Hile Visible es un hombre hermético, con manías y excentricidades. Instaló su taller en una zona que se conoce como Versalles Industrial, lejos del palacio de los Luises, de su lujo y pompa. Prefirió irse a crear a un espacio que está entre bodegas y edificios de laboratorios de investigación. Huyó ahí después de haber trabajado en los suburbios de Detroit. Se mudó a Francia en busca de una nueva y serena integración de la arquitectura moderna y la ciencia e ingeniería modernas. Pero, así como las personas que trabajaron y administraron estas bodegas y laboratorios durante décadas, aprendió por las malas. Su escapada artística a las afueras de la capital francesa no fue necesariamente prospera, aunque sí fructífera. Pintó muchísimo. No vendió un solo cuadro. Se aisló. Dejó de participar en exposiciones. Dicen que se le involucró en un crimen, aunque nunca se ha sabido nada a ciencia cierta. Se deprimió. Intentó suicidarse. Lo internaron y fue un secreto que corrió de boca en boca. Volvió a pintar después de ser dado de alta por su psiquiatra, aceptó conceder una entrevista a la revista, con la única condición de que fuera yo quien lo visitara. Santo y bueno. ¿Quién se niega a ir a París con todos los gastos pagados, en primera clase, a todo lujo y con una cuenta de gastos generosa? No sería yo quien pusiera el mal ejemplo.
Pero, no todo lo que brilla es oro. Tanto comedimiento por parte de mi editora me resta libertad. No me dejó rentar un coche, porque, según ella, la zona en la que se encuentra el estudio es compleja y poco accesible. Es un viaje de trabajo, no de placer, me dijeron mis familiares y concedí que tenían razón. Si no puedes irte a Versalles en el tren de cercanías, vete en Uber y ya. Obedece. Obedezco. No de muy buena gana, pero me sujeto a la voluntad de mi jefa.
Aquella mañana de septiembre, París amanece brillante, fresca, como si estuviera de buen humor. Declino la oferta del botones del hotel para llamar un taxi de la calle, entro a la plataforma corporativa de Uber, tecleó la dirección de destino.
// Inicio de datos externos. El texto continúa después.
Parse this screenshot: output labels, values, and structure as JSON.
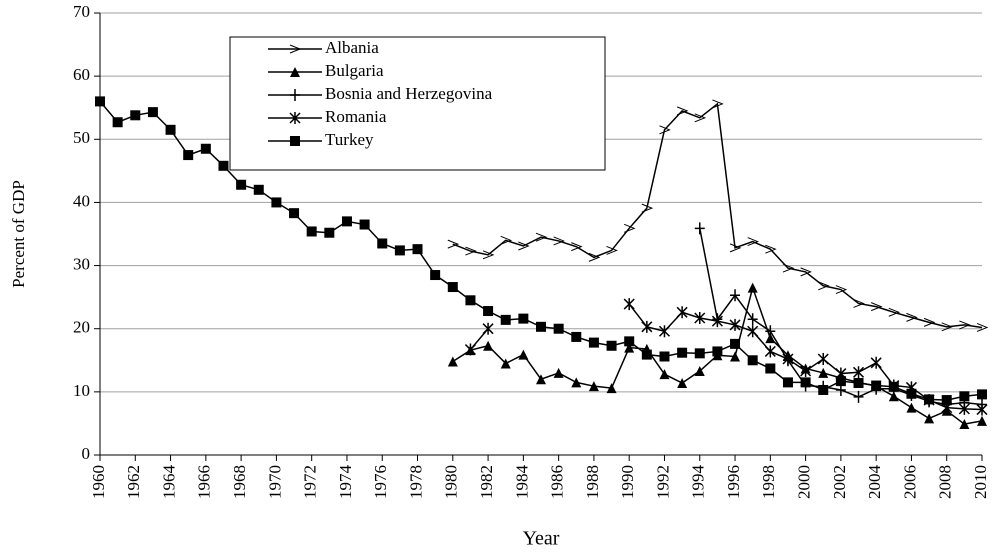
{
  "chart_data": {
    "type": "line",
    "y_label": "Percent of GDP",
    "x_label": "Year",
    "x": [
      1960,
      1961,
      1962,
      1963,
      1964,
      1965,
      1966,
      1967,
      1968,
      1969,
      1970,
      1971,
      1972,
      1973,
      1974,
      1975,
      1976,
      1977,
      1978,
      1979,
      1980,
      1981,
      1982,
      1983,
      1984,
      1985,
      1986,
      1987,
      1988,
      1989,
      1990,
      1991,
      1992,
      1993,
      1994,
      1995,
      1996,
      1997,
      1998,
      1999,
      2000,
      2001,
      2002,
      2003,
      2004,
      2005,
      2006,
      2007,
      2008,
      2009,
      2010
    ],
    "xlim": [
      1960,
      2010
    ],
    "xticks": [
      1960,
      1962,
      1964,
      1966,
      1968,
      1970,
      1972,
      1974,
      1976,
      1978,
      1980,
      1982,
      1984,
      1986,
      1988,
      1990,
      1992,
      1994,
      1996,
      1998,
      2000,
      2002,
      2004,
      2006,
      2008,
      2010
    ],
    "ylim": [
      0,
      70
    ],
    "yticks": [
      0,
      10,
      20,
      30,
      40,
      50,
      60,
      70
    ],
    "grid": true,
    "legend": "upper-left",
    "series": [
      {
        "name": "Albania",
        "color": "#000000",
        "marker": "open-triangle",
        "values": [
          null,
          null,
          null,
          null,
          null,
          null,
          null,
          null,
          null,
          null,
          null,
          null,
          null,
          null,
          null,
          null,
          null,
          null,
          null,
          null,
          33.4,
          32.3,
          31.7,
          34,
          33.1,
          34.5,
          33.9,
          33,
          31.3,
          32.4,
          35.9,
          39.1,
          51.5,
          54.5,
          53.4,
          55.6,
          32.8,
          33.8,
          32.6,
          29.6,
          29,
          26.8,
          26.2,
          24,
          23.5,
          22.6,
          21.8,
          21,
          20.3,
          20.6,
          20.2
        ]
      },
      {
        "name": "Bulgaria",
        "color": "#000000",
        "marker": "triangle",
        "values": [
          null,
          null,
          null,
          null,
          null,
          null,
          null,
          null,
          null,
          null,
          null,
          null,
          null,
          null,
          null,
          null,
          null,
          null,
          null,
          null,
          14.8,
          16.6,
          17.3,
          14.5,
          15.9,
          12,
          13,
          11.5,
          10.9,
          10.6,
          17,
          16.8,
          12.8,
          11.4,
          13.3,
          15.8,
          15.6,
          26.5,
          18.5,
          15.8,
          13.7,
          13,
          12.2,
          11.5,
          10.9,
          9.3,
          7.5,
          5.8,
          7,
          4.9,
          5.4
        ]
      },
      {
        "name": "Bosnia and Herzegovina",
        "color": "#000000",
        "marker": "plus",
        "values": [
          null,
          null,
          null,
          null,
          null,
          null,
          null,
          null,
          null,
          null,
          null,
          null,
          null,
          null,
          null,
          null,
          null,
          null,
          null,
          null,
          null,
          null,
          null,
          null,
          null,
          null,
          null,
          null,
          null,
          null,
          null,
          null,
          null,
          null,
          35.9,
          21.5,
          25.3,
          21.5,
          19.6,
          15,
          11,
          10.8,
          10.3,
          9.2,
          10.5,
          10.5,
          9.5,
          8.5,
          8,
          8.3,
          8
        ]
      },
      {
        "name": "Romania",
        "color": "#000000",
        "marker": "star",
        "values": [
          null,
          null,
          null,
          null,
          null,
          null,
          null,
          null,
          null,
          null,
          null,
          null,
          null,
          null,
          null,
          null,
          null,
          null,
          null,
          null,
          null,
          16.7,
          20,
          null,
          null,
          null,
          null,
          null,
          null,
          null,
          23.9,
          20.3,
          19.6,
          22.6,
          21.7,
          21.2,
          20.6,
          19.6,
          16.4,
          15.2,
          13.3,
          15.2,
          12.9,
          13.1,
          14.6,
          11,
          10.7,
          8.7,
          7.5,
          7.3,
          7.2
        ]
      },
      {
        "name": "Turkey",
        "color": "#000000",
        "marker": "square",
        "values": [
          56,
          52.7,
          53.8,
          54.3,
          51.5,
          47.5,
          48.5,
          45.8,
          42.8,
          42,
          40,
          38.3,
          35.4,
          35.2,
          37,
          36.5,
          33.5,
          32.4,
          32.6,
          28.5,
          26.6,
          24.5,
          22.8,
          21.4,
          21.6,
          20.3,
          20,
          18.7,
          17.8,
          17.3,
          18,
          15.9,
          15.6,
          16.2,
          16.1,
          16.4,
          17.6,
          15,
          13.7,
          11.5,
          11.5,
          10.3,
          11.7,
          11.4,
          11,
          10.8,
          9.7,
          8.8,
          8.7,
          9.3,
          9.6
        ]
      }
    ]
  }
}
En la pantalla del teléfono celular aparece que tengo que esperar cinco minutos. El trayecto a esa hora de la Rue Scribe al taller de Hile Visible será de cincuenta minutos. El auto que llegará por mí es un híbrido de una marca china que no me resulta familiar. El nombre del conductor es J. Weimer. No se muestra su fotografía. Tengo la tentación de canelar ese servicio y pedir otro. Me quedo pensando en musarañas y no lo hago.
El mapa de la aplicación me permite ver que el Uber viene por el Boulevard des Capuchines, da vuelta al edificio de la Opera de Garnier, lo rodea, toma Rue Scribe y entra a la bahía frente a los escalones del hotel para recogerme. Pregunta mi nombre y yo afirmo. No sería la primera vez que me subiera a uno equivocado por no confirmar. Resulta que J. Weimer es un hombre de piel oscura, pelo lacio, ojos rasgados, pestañas de aguacero, corpulento y con unas manos descomunales que parecen abarcar toda la dimensión del volante. Son desproporcionadamente grandes, con falanges interminables y nudillos gruesos. La piel es rugosa, su nariz es muy larga y ancha. No da la impresión de ser muy alto, pero como va sentado, eso podría o no ser cierto.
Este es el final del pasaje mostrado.